ABSTRACT

It is not known how, where or when Henry Sylvester Williams arrived in North America. 1 Nor do we know why he decided to go there. Emigration from the English-speaking West Indies to the US was not common at this time. Annual figures, until 1903 when they began to escalate, were around a hundred. 2 However, emigration to Britain, the ‘Mother Country', superficially a more likely destination, would have been even more uncommon, except for students bound for the universities. Such students would have been in receipt of scholarships, or of private funding as there was no tradition in Britain of students working their way through their undergraduate degrees. Nor was there a tradition of immigration from the Caribbean, though over the centuries many people from Britain's West Indian ‘possessions' had settled in the ‘Mother Country'. In the earlier period, some were brought in as household slaves and then as servants by returning planters and ship's captains; others arrived as seamen or possibly in British regiments which had served in the West Indies.

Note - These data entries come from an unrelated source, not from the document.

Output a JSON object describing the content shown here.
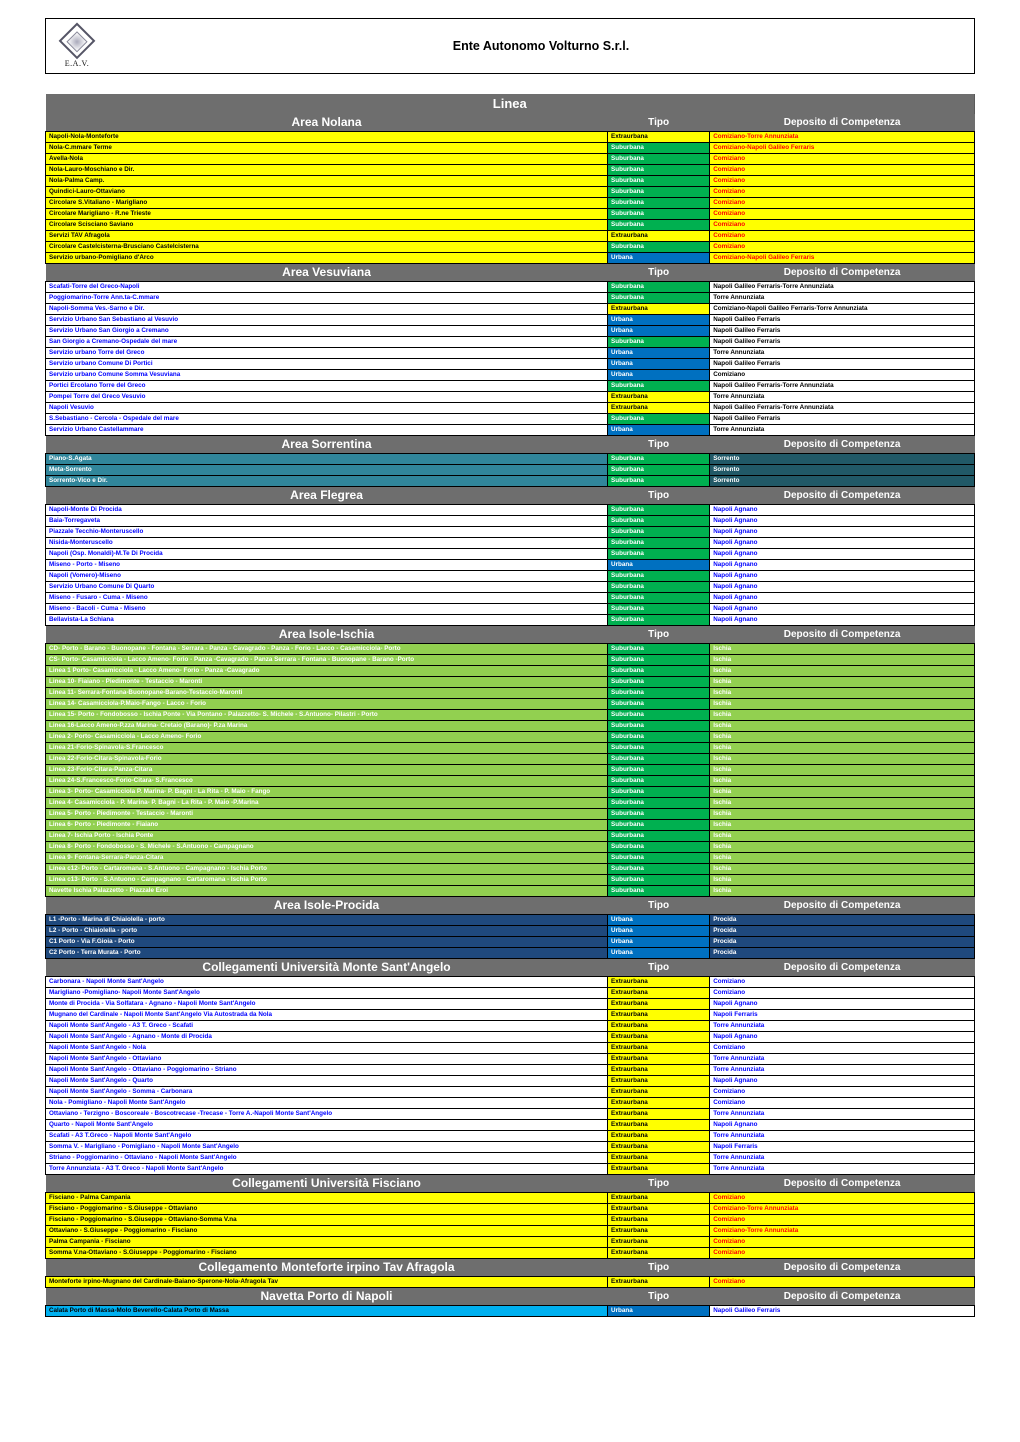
{
  "header": {
    "logo_text": "E.A.V.",
    "title": "Ente Autonomo Volturno S.r.l."
  },
  "linea_label": "Linea",
  "palette": {
    "yellow": {
      "bg": "#ffff00",
      "fg": "#000000"
    },
    "green": {
      "bg": "#00b050",
      "fg": "#ffffff"
    },
    "blue": {
      "bg": "#0070c0",
      "fg": "#ffffff"
    },
    "teal": {
      "bg": "#31869b",
      "fg": "#ffffff"
    },
    "darkteal": {
      "bg": "#215967",
      "fg": "#ffffff"
    },
    "cyan": {
      "bg": "#00b0f0",
      "fg": "#000000"
    },
    "lime": {
      "bg": "#92d050",
      "fg": "#ffffff"
    },
    "navy": {
      "bg": "#1f497d",
      "fg": "#ffffff"
    },
    "blueFg": {
      "bg": "#ffffff",
      "fg": "#0000ff"
    },
    "redFg": {
      "bg": "#ffffff",
      "fg": "#ff0000"
    },
    "black": {
      "bg": "#ffffff",
      "fg": "#000000"
    },
    "yellowRed": {
      "bg": "#ffff00",
      "fg": "#ff0000"
    }
  },
  "tipo_defaults": {
    "extraurbana": {
      "label": "Extraurbana",
      "color": "yellow"
    },
    "suburbana": {
      "label": "Suburbana",
      "color": "green"
    },
    "urbana": {
      "label": "Urbana",
      "color": "blue"
    }
  },
  "sections": [
    {
      "title": "Area Nolana",
      "tipo_label": "Tipo",
      "dep_label": "Deposito di Competenza",
      "linea_color": "yellow",
      "dep_color": "yellowRed",
      "rows": [
        {
          "linea": "Napoli-Nola-Monteforte",
          "tipo": "extraurbana",
          "dep": "Comiziano-Torre Annunziata"
        },
        {
          "linea": "Nola-C.mmare Terme",
          "tipo": "suburbana",
          "dep": "Comiziano-Napoli Galileo Ferraris"
        },
        {
          "linea": "Avella-Nola",
          "tipo": "suburbana",
          "dep": "Comiziano"
        },
        {
          "linea": "Nola-Lauro-Moschiano e Dir.",
          "tipo": "suburbana",
          "dep": "Comiziano"
        },
        {
          "linea": "Nola-Palma Camp.",
          "tipo": "suburbana",
          "dep": "Comiziano"
        },
        {
          "linea": "Quindici-Lauro-Ottaviano",
          "tipo": "suburbana",
          "dep": "Comiziano"
        },
        {
          "linea": "Circolare S.Vitaliano - Marigliano",
          "tipo": "suburbana",
          "dep": "Comiziano"
        },
        {
          "linea": "Circolare Marigliano - R.ne Trieste",
          "tipo": "suburbana",
          "dep": "Comiziano"
        },
        {
          "linea": "Circolare Scisciano Saviano",
          "tipo": "suburbana",
          "dep": "Comiziano"
        },
        {
          "linea": "Servizi TAV Afragola",
          "tipo": "extraurbana",
          "dep": "Comiziano"
        },
        {
          "linea": "Circolare Castelcisterna-Brusciano Castelcisterna",
          "tipo": "suburbana",
          "dep": "Comiziano"
        },
        {
          "linea": "Servizio urbano-Pomigliano d'Arco",
          "tipo": "urbana",
          "dep": "Comiziano-Napoli Galileo Ferraris"
        }
      ]
    },
    {
      "title": "Area Vesuviana",
      "tipo_label": "Tipo",
      "dep_label": "Deposito di Competenza",
      "linea_color": "blueFg",
      "dep_color": "black",
      "rows": [
        {
          "linea": "Scafati-Torre del Greco-Napoli",
          "tipo": "suburbana",
          "dep": "Napoli Galileo Ferraris-Torre Annunziata"
        },
        {
          "linea": "Poggiomarino-Torre Ann.ta-C.mmare",
          "tipo": "suburbana",
          "dep": "Torre Annunziata"
        },
        {
          "linea": "Napoli-Somma Ves.-Sarno e Dir.",
          "tipo": "extraurbana",
          "dep": "Comiziano-Napoli Galileo Ferraris-Torre Annunziata"
        },
        {
          "linea": "Servizio Urbano San Sebastiano al Vesuvio",
          "tipo": "urbana",
          "dep": "Napoli Galileo Ferraris"
        },
        {
          "linea": "Servizio Urbano San Giorgio a Cremano",
          "tipo": "urbana",
          "dep": "Napoli Galileo Ferraris"
        },
        {
          "linea": "San Giorgio a Cremano-Ospedale del mare",
          "tipo": "suburbana",
          "dep": "Napoli Galileo Ferraris"
        },
        {
          "linea": "Servizio urbano Torre del Greco",
          "tipo": "urbana",
          "dep": "Torre Annunziata"
        },
        {
          "linea": "Servizio urbano Comune Di Portici",
          "tipo": "urbana",
          "dep": "Napoli Galileo Ferraris"
        },
        {
          "linea": "Servizio urbano Comune Somma Vesuviana",
          "tipo": "urbana",
          "dep": "Comiziano"
        },
        {
          "linea": "Portici Ercolano Torre del Greco",
          "tipo": "suburbana",
          "dep": "Napoli Galileo Ferraris-Torre Annunziata"
        },
        {
          "linea": "Pompei Torre del Greco Vesuvio",
          "tipo": "extraurbana",
          "dep": "Torre Annunziata"
        },
        {
          "linea": "Napoli Vesuvio",
          "tipo": "extraurbana",
          "dep": "Napoli Galileo Ferraris-Torre Annunziata"
        },
        {
          "linea": "S.Sebastiano - Cercola - Ospedale del mare",
          "tipo": "suburbana",
          "dep": "Napoli Galileo Ferraris"
        },
        {
          "linea": "Servizio Urbano Castellammare",
          "tipo": "urbana",
          "dep": "Torre Annunziata"
        }
      ]
    },
    {
      "title": "Area Sorrentina",
      "tipo_label": "Tipo",
      "dep_label": "Deposito di Competenza",
      "linea_color": "teal",
      "dep_color": "darkteal",
      "rows": [
        {
          "linea": "Piano-S.Agata",
          "tipo": "suburbana",
          "dep": "Sorrento"
        },
        {
          "linea": "Meta-Sorrento",
          "tipo": "suburbana",
          "dep": "Sorrento"
        },
        {
          "linea": "Sorrento-Vico e Dir.",
          "tipo": "suburbana",
          "dep": "Sorrento"
        }
      ]
    },
    {
      "title": "Area Flegrea",
      "tipo_label": "Tipo",
      "dep_label": "Deposito di Competenza",
      "linea_color": "blueFg",
      "dep_color": "blueFg",
      "rows": [
        {
          "linea": "Napoli-Monte Di Procida",
          "tipo": "suburbana",
          "dep": "Napoli Agnano"
        },
        {
          "linea": "Baia-Torregaveta",
          "tipo": "suburbana",
          "dep": "Napoli Agnano"
        },
        {
          "linea": "Piazzale Tecchio-Monteruscello",
          "tipo": "suburbana",
          "dep": "Napoli Agnano"
        },
        {
          "linea": "Nisida-Monteruscello",
          "tipo": "suburbana",
          "dep": "Napoli Agnano"
        },
        {
          "linea": "Napoli (Osp. Monaldi)-M.Te Di Procida",
          "tipo": "suburbana",
          "dep": "Napoli Agnano"
        },
        {
          "linea": "Miseno - Porto - Miseno",
          "tipo": "urbana",
          "dep": "Napoli Agnano"
        },
        {
          "linea": "Napoli (Vomero)-Miseno",
          "tipo": "suburbana",
          "dep": "Napoli Agnano"
        },
        {
          "linea": "Servizio Urbano Comune Di Quarto",
          "tipo": "suburbana",
          "dep": "Napoli Agnano"
        },
        {
          "linea": "Miseno - Fusaro - Cuma - Miseno",
          "tipo": "suburbana",
          "dep": "Napoli Agnano"
        },
        {
          "linea": "Miseno - Bacoli - Cuma - Miseno",
          "tipo": "suburbana",
          "dep": "Napoli Agnano"
        },
        {
          "linea": "Bellavista-La Schiana",
          "tipo": "suburbana",
          "dep": "Napoli Agnano"
        }
      ]
    },
    {
      "title": "Area Isole-Ischia",
      "tipo_label": "Tipo",
      "dep_label": "Deposito di Competenza",
      "linea_color": "lime",
      "dep_color": "lime",
      "rows": [
        {
          "linea": "CD- Porto - Barano - Buonopane - Fontana - Serrara - Panza - Cavagrado - Panza - Forio - Lacco - Casamicciola- Porto",
          "tipo": "suburbana",
          "dep": "Ischia"
        },
        {
          "linea": "CS- Porto- Casamicciola - Lacco Ameno- Forio - Panza -Cavagrado - Panza Serrara - Fontana - Buonopane - Barano -Porto",
          "tipo": "suburbana",
          "dep": "Ischia"
        },
        {
          "linea": "Linea 1 Porto- Casamicciola - Lacco Ameno- Forio - Panza -Cavagrado",
          "tipo": "suburbana",
          "dep": "Ischia"
        },
        {
          "linea": "Linea 10- Fiaiano - Piedimonte - Testaccio - Maronti",
          "tipo": "suburbana",
          "dep": "Ischia"
        },
        {
          "linea": "Linea 11- Serrara-Fontana-Buonopane-Barano-Testaccio-Maronti",
          "tipo": "suburbana",
          "dep": "Ischia"
        },
        {
          "linea": "Linea 14- Casamicciola-P.Maio-Fango - Lacco - Forio",
          "tipo": "suburbana",
          "dep": "Ischia"
        },
        {
          "linea": "Linea 15- Porto - Fondobosso - Ischia Ponte - Via Pontano - Palazzetto- S. Michele - S.Antuono- Pilastri - Porto",
          "tipo": "suburbana",
          "dep": "Ischia"
        },
        {
          "linea": "Linea 16-Lacco Ameno-P.zza Marina- Cretaio (Barano)- P.za Marina",
          "tipo": "suburbana",
          "dep": "Ischia"
        },
        {
          "linea": "Linea 2- Porto- Casamicciola - Lacco Ameno- Forio",
          "tipo": "suburbana",
          "dep": "Ischia"
        },
        {
          "linea": "Linea 21-Forio-Spinavola-S.Francesco",
          "tipo": "suburbana",
          "dep": "Ischia"
        },
        {
          "linea": "Linea 22-Forio-Citara-Spinavola-Forio",
          "tipo": "suburbana",
          "dep": "Ischia"
        },
        {
          "linea": "Linea 23-Forio-Citara-Panza-Citara",
          "tipo": "suburbana",
          "dep": "Ischia"
        },
        {
          "linea": "Linea 24-S.Francesco-Forio-Citara- S.Francesco",
          "tipo": "suburbana",
          "dep": "Ischia"
        },
        {
          "linea": "Linea 3- Porto- Casamicciola P. Marina- P. Bagni - La Rita - P. Maio - Fango",
          "tipo": "suburbana",
          "dep": "Ischia"
        },
        {
          "linea": "Linea 4- Casamicciola - P. Marina- P. Bagni - La Rita - P. Maio -P.Marina",
          "tipo": "suburbana",
          "dep": "Ischia"
        },
        {
          "linea": "Linea 5- Porto - Piedimonte - Testaccio - Maronti",
          "tipo": "suburbana",
          "dep": "Ischia"
        },
        {
          "linea": "Linea 6- Porto - Piedimonte - Fiaiano",
          "tipo": "suburbana",
          "dep": "Ischia"
        },
        {
          "linea": "Linea 7- Ischia Porto  - Ischia Ponte",
          "tipo": "suburbana",
          "dep": "Ischia"
        },
        {
          "linea": "Linea 8- Porto - Fondobosso - S. Michele - S.Antuono - Campagnano",
          "tipo": "suburbana",
          "dep": "Ischia"
        },
        {
          "linea": "Linea 9- Fontana-Serrara-Panza-Citara",
          "tipo": "suburbana",
          "dep": "Ischia"
        },
        {
          "linea": "Linea c12- Porto - Cartaromana - S.Antuono - Campagnano - Ischia Porto",
          "tipo": "suburbana",
          "dep": "Ischia"
        },
        {
          "linea": "Linea c13- Porto - S.Antuono - Campagnano - Cartaromana - Ischia Porto",
          "tipo": "suburbana",
          "dep": "Ischia"
        },
        {
          "linea": "Navette Ischia Palazzetto - Piazzale Eroi",
          "tipo": "suburbana",
          "dep": "Ischia"
        }
      ]
    },
    {
      "title": "Area Isole-Procida",
      "tipo_label": "Tipo",
      "dep_label": "Deposito di Competenza",
      "linea_color": "navy",
      "dep_color": "navy",
      "rows": [
        {
          "linea": "L1 -Porto - Marina di Chiaiolella - porto",
          "tipo": "urbana",
          "dep": "Procida"
        },
        {
          "linea": "L2 - Porto - Chiaiolella - porto",
          "tipo": "urbana",
          "dep": "Procida"
        },
        {
          "linea": "C1 Porto - Via F.Gioia - Porto",
          "tipo": "urbana",
          "dep": "Procida"
        },
        {
          "linea": "C2 Porto - Terra Murata - Porto",
          "tipo": "urbana",
          "dep": "Procida"
        }
      ]
    },
    {
      "title": "Collegamenti Università Monte Sant'Angelo",
      "tipo_label": "Tipo",
      "dep_label": "Deposito di Competenza",
      "linea_color": "blueFg",
      "dep_color": "blueFg",
      "rows": [
        {
          "linea": "Carbonara - Napoli Monte Sant'Angelo",
          "tipo": "extraurbana",
          "dep": "Comiziano"
        },
        {
          "linea": "Marigliano -Pomigliano- Napoli Monte Sant'Angelo",
          "tipo": "extraurbana",
          "dep": "Comiziano"
        },
        {
          "linea": "Monte di Procida - Via Solfatara - Agnano - Napoli Monte Sant'Angelo",
          "tipo": "extraurbana",
          "dep": "Napoli Agnano"
        },
        {
          "linea": "Mugnano del Cardinale  - Napoli Monte Sant'Angelo Via Autostrada da Nola",
          "tipo": "extraurbana",
          "dep": "Napoli Ferraris"
        },
        {
          "linea": "Napoli Monte Sant'Angelo - A3 T. Greco - Scafati",
          "tipo": "extraurbana",
          "dep": "Torre Annunziata"
        },
        {
          "linea": "Napoli Monte Sant'Angelo - Agnano - Monte di Procida",
          "tipo": "extraurbana",
          "dep": "Napoli Agnano"
        },
        {
          "linea": "Napoli Monte Sant'Angelo - Nola",
          "tipo": "extraurbana",
          "dep": "Comiziano"
        },
        {
          "linea": "Napoli Monte Sant'Angelo - Ottaviano",
          "tipo": "extraurbana",
          "dep": "Torre Annunziata"
        },
        {
          "linea": "Napoli Monte Sant'Angelo - Ottaviano - Poggiomarino - Striano",
          "tipo": "extraurbana",
          "dep": "Torre Annunziata"
        },
        {
          "linea": "Napoli Monte Sant'Angelo - Quarto",
          "tipo": "extraurbana",
          "dep": "Napoli Agnano"
        },
        {
          "linea": "Napoli Monte Sant'Angelo - Somma - Carbonara",
          "tipo": "extraurbana",
          "dep": "Comiziano"
        },
        {
          "linea": "Nola - Pomigliano - Napoli Monte Sant'Angelo",
          "tipo": "extraurbana",
          "dep": "Comiziano"
        },
        {
          "linea": "Ottaviano - Terzigno - Boscoreale - Boscotrecase -Trecase - Torre A.-Napoli Monte Sant'Angelo",
          "tipo": "extraurbana",
          "dep": "Torre Annunziata"
        },
        {
          "linea": "Quarto - Napoli Monte Sant'Angelo",
          "tipo": "extraurbana",
          "dep": "Napoli Agnano"
        },
        {
          "linea": "Scafati - A3 T.Greco - Napoli Monte Sant'Angelo",
          "tipo": "extraurbana",
          "dep": "Torre Annunziata"
        },
        {
          "linea": "Somma V. - Marigliano - Pomigliano - Napoli Monte Sant'Angelo",
          "tipo": "extraurbana",
          "dep": "Napoli Ferraris"
        },
        {
          "linea": "Striano - Poggiomarino - Ottaviano - Napoli Monte Sant'Angelo",
          "tipo": "extraurbana",
          "dep": "Torre Annunziata"
        },
        {
          "linea": "Torre Annunziata - A3 T. Greco - Napoli Monte Sant'Angelo",
          "tipo": "extraurbana",
          "dep": "Torre Annunziata"
        }
      ]
    },
    {
      "title": "Collegamenti Università Fisciano",
      "tipo_label": "Tipo",
      "dep_label": "Deposito di Competenza",
      "linea_color": "yellow",
      "dep_color": "yellowRed",
      "rows": [
        {
          "linea": "Fisciano - Palma Campania",
          "tipo": "extraurbana",
          "dep": "Comiziano",
          "tipo_color_override": "yellow"
        },
        {
          "linea": "Fisciano - Poggiomarino - S.Giuseppe - Ottaviano",
          "tipo": "extraurbana",
          "dep": "Comiziano-Torre Annunziata",
          "tipo_color_override": "yellow"
        },
        {
          "linea": "Fisciano - Poggiomarino - S.Giuseppe - Ottaviano-Somma V.na",
          "tipo": "extraurbana",
          "dep": "Comiziano",
          "tipo_color_override": "yellow"
        },
        {
          "linea": "Ottaviano - S.Giuseppe - Poggiomarino - Fisciano",
          "tipo": "extraurbana",
          "dep": "Comiziano-Torre Annunziata",
          "tipo_color_override": "yellow"
        },
        {
          "linea": "Palma Campania - Fisciano",
          "tipo": "extraurbana",
          "dep": "Comiziano",
          "tipo_color_override": "yellow"
        },
        {
          "linea": "Somma V.na-Ottaviano - S.Giuseppe - Poggiomarino - Fisciano",
          "tipo": "extraurbana",
          "dep": "Comiziano",
          "tipo_color_override": "yellow"
        }
      ]
    },
    {
      "title": "Collegamento Monteforte irpino Tav Afragola",
      "tipo_label": "Tipo",
      "dep_label": "Deposito di Competenza",
      "linea_color": "yellow",
      "dep_color": "yellowRed",
      "rows": [
        {
          "linea": "Monteforte irpino-Mugnano del Cardinale-Baiano-Sperone-Nola-Afragola Tav",
          "tipo": "extraurbana",
          "dep": "Comiziano",
          "tipo_color_override": "yellow"
        }
      ]
    },
    {
      "title": "Navetta Porto di Napoli",
      "tipo_label": "Tipo",
      "dep_label": "Deposito di Competenza",
      "linea_color": "cyan",
      "dep_color": "blueFg",
      "rows": [
        {
          "linea": "Calata Porto di Massa-Molo Beverello-Calata Porto di Massa",
          "tipo": "urbana",
          "dep": "Napoli Galileo Ferraris"
        }
      ]
    }
  ]
}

Later, probably from the 19th century, Blacks came as merchants, or simply to improve their prospects; some civil servants retired in Britain and some professionals, once qualified, preferred to practise in Britain rather than in the colonies. 3 Did Williams hope to earn enough in the US to accumulate sufficient funds for an English university education? Or to train as a barrister? As there is no record of his having attended an educational institution in the US, but as he did briefly attend a British university, we have to presume that he saw his future as lying not in the US but in Britain and its empire/commonwealth.